Federal prosecutors have today charged 47 individuals, including ex-Somali regional state president Abdi Muhamud Omer, a.k.a, Abdi Iley, with criminal charges of inciting inter-communal violence. The charges are filed at the federal high court fourth criminal bench.

Today’s criminal charges followed findings by the attorney general’s office on its investigations into the violence that plunged cities and towns in Somali regional state during the weekend of August 04/2018. The charge sheets contain details of the investigation results.

On January 25, the Attorney General’s office revealed that the August violence resulted in the killings of 58 people while 266 were injured. the report by the AG also revealed a gruesome details which were previously unreported, including the discovery of a mass grave where the remains of 42 of the victims was found. Eight more bodies were discovered inside the premises of St. Michael Church in Jigjiga city. The report also said ten women were raped in just a span of three days but added there could be more unreported cases of rapes. And properties worth about 421 million birr were also vandalized in the violence.

The August violence had eventually led to the intervention of federal forces and subsequent ousting from the presidency of Abdi Iley.

Of the 47 charged today, only six are under police custody, including Abdi Iley, who was detained on August 27 from a house in Addis Abeba.
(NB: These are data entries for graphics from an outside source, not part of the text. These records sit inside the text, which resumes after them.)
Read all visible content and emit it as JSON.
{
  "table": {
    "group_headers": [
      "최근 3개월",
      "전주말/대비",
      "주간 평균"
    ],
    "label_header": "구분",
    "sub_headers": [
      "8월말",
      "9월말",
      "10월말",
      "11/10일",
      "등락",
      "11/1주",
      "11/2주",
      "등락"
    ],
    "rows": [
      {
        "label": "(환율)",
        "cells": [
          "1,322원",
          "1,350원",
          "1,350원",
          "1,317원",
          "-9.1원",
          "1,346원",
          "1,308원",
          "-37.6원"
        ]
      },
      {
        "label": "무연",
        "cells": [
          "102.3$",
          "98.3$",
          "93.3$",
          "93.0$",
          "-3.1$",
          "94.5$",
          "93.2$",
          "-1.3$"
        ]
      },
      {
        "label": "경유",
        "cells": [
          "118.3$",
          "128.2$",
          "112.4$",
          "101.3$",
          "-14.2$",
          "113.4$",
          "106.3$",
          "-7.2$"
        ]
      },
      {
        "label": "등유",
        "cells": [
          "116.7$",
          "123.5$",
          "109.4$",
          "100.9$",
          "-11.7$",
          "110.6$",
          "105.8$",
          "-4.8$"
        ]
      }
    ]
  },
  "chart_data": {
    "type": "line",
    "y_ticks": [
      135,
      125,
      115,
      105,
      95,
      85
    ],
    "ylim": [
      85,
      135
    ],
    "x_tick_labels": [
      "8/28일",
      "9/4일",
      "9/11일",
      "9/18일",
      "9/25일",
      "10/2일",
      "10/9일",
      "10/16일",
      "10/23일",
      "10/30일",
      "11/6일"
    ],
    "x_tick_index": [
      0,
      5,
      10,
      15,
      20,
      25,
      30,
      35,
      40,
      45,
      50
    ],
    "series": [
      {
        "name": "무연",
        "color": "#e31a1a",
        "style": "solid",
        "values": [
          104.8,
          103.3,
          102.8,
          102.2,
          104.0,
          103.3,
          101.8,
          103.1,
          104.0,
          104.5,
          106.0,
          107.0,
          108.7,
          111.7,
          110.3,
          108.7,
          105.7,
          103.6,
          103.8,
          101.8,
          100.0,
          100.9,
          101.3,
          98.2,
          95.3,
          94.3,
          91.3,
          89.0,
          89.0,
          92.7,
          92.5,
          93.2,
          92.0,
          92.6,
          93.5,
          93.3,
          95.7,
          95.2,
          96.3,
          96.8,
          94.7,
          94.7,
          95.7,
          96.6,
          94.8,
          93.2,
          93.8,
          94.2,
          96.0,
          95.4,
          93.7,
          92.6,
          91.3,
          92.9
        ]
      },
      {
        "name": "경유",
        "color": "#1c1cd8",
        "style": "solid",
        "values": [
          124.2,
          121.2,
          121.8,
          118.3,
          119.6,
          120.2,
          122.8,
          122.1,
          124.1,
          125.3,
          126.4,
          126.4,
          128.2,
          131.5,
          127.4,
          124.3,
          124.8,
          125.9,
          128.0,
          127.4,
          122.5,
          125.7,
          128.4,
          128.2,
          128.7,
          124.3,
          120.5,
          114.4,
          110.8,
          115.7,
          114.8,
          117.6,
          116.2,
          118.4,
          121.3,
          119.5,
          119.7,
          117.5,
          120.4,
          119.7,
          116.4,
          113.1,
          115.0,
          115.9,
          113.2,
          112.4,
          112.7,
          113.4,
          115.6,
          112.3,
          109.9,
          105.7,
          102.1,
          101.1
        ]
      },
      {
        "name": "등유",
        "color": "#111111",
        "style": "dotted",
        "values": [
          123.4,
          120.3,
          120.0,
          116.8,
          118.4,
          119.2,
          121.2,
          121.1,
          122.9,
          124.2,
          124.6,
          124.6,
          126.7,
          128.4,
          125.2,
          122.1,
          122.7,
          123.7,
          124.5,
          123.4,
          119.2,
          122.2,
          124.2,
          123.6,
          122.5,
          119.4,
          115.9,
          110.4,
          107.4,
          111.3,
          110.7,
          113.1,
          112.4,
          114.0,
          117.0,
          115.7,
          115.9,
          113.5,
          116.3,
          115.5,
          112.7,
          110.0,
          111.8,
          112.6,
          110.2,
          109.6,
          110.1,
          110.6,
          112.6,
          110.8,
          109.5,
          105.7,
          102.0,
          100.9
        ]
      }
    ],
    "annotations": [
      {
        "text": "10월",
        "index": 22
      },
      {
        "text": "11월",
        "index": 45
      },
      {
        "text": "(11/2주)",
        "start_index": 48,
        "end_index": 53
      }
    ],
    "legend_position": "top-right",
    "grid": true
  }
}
He remained in jail facing serious criminal charges after his August 30/2018 request for bail was overruled by the federal high court. He was arraigned for several times since then and is now formally charged along with the five others who are also in police custody. They are: Rahma Mohammed Haybe, former head of women and children’s affairs bureau, and Abdulrezak Sehane Elmi, former head of the diaspora affairs office Ferhan Tahir, former police commissioner commissioner of the Somali region, as well as two private individuals: Worseme Abdi and Guled Abel.